Al
frente de abogados socialistas[1]
15 de
marzo de 1937
Presidente
de la Comisión
del Frente
de Abogados Socialistas
Señor:
Observo
con gran interés que se está creando una comisión para “el estudio de los
procesos de Moscú desde el punto de vista jurídico” - El solo hecho de la
creación de una comisión de este tipo indica claramente que los procesos de
Moscú han suscitado desconfianza en un gran sector de la opinión pública.
Como usted
sabe, se ha formado un comité en Nueva York, integrado por personalidades de
autoridad incuestionable, que ha asumido la iniciativa de organizar una
comisión internacional con el fin de investigar los juicios de Moscú.
El comité
neoyorquino cuenta con la confianza y la colaboración de comités similares en
Francia, Inglaterra, Checoslovaquia, Suiza, y otros países; la base de dichos
comités crece rápidamente e incluye a calificados representantes de la
política, la ciencia, el arte, la jurisprudencia y el movimiento obrero.
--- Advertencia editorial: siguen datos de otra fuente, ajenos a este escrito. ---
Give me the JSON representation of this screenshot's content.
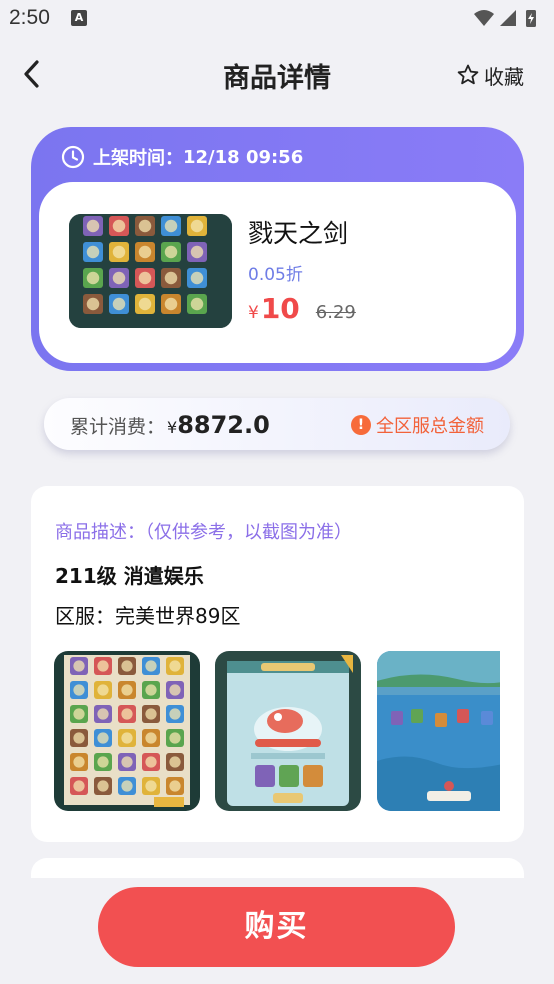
{
  "status_bar": {
    "time": "2:50",
    "app_icon_letter": "A"
  },
  "header": {
    "title": "商品详情",
    "favorite_label": "收藏"
  },
  "listing": {
    "time_label": "上架时间：",
    "time_value": "12/18 09:56",
    "product_name": "戮天之剑",
    "discount": "0.05折",
    "price_symbol": "¥",
    "price": "10",
    "original_price": "6.29"
  },
  "spend": {
    "label": "累计消费：",
    "currency": "¥",
    "value": "8872.0",
    "info_label": "全区服总金额"
  },
  "description": {
    "title": "商品描述：（仅供参考，以截图为准）",
    "level": "211级 消遣娱乐",
    "server": "区服：完美世界89区"
  },
  "buy_button": {
    "label": "购买"
  },
  "colors": {
    "accent": "#7b75f0",
    "price_red": "#f04a4a",
    "buy_red": "#f25051",
    "warning_orange": "#f76b3a",
    "description_purple": "#8b6fe8"
  }
}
He
declarado en repetidas ocasiones, por intermedio del comité de Nueva York y de
la prensa, que mis archivos, con varios millares de documentos, están a disposición de la comisión investigadora
internacional. Por otra parte, el comité ya posee varias decenas de testimonios
escritos de gran importancia, provenientes de Francia, Checoslovaquia,
Dinamarca, Noruega, Bélgica, Suiza, Estados Unidos y otros países. Lógicamente,
los testigos más importantes viajarán desde Europa para someterse al severo
interrogatorio de la comisión.
La tarea
principal del comité de Nueva York, tal como se desprende de sus propias
declaraciones y actividades, consiste en formar una comisión investigadora
integrada por personalidades de irreprochable autoridad. Desde luego, usted
comprenderá la importancia que reviste este aspecto de la cuestión. De ninguna
manera me permito poner en duda la imparcialidad de su comisión. Pero,
cualesquiera sean sus intenciones, existe la posibilidad de que,
simultáneamente y en oposición a la misma, se formen en distintos países
decenas e inclusive cientos de comisiones de profesionales, sindicalistas,
políticos y otros, cuya motivación no sea un desinteresado afán de establecer
la verdad, sino la pasión política, la intriga de trastienda, o la corrupción
lisa y llana. No debe olvidarse que los organizadores de los fraudes judiciales
de Moscú han puesto en juego su existencia, es decir, su poder y sus
privilegios, y no vacilarán en utilizar cualquier medio para inocular el veneno
de la desmoralización en la opinión
pública del mundo entero. Por eso, en bien de este asunto, la investigación
debe estar concentrada en manos de esta organización internacional, que está
por encima de toda sospecha para el mundo entero.
Es mi
opinión que la única actitud correcta sería la de concertar un acuerdo entre su
comisión y la comisión internacional, de manera tal que garantice la
colaboración entre ambas o la división del trabajo. Sea como fuere, no puedo
cometer la deslealtad de participar en una investigación realizada por una
comisión profesional nacional sin el acuerdo y el consentimiento de la comisión
internacional a la cual ya le he prometido mi plena colaboración de antemano.
No tengo
la menor duda de que usted comprenderá plenamente la importancia y la seriedad
de estas consideraciones y que encauzará su iniciativa por los canales más
adecuados para protegerla de toda suspicacia. Por otra parte, nada me
resultaría más grato que la participación en la investigación de representantes
autorizados del país que me ha brindado su generosa hospitalidad.
León Trotsky
[1] Al frente de abogados socialistas. Del archivo de James P. Cannon. Con autorización de la Library of Social History de Nueva York.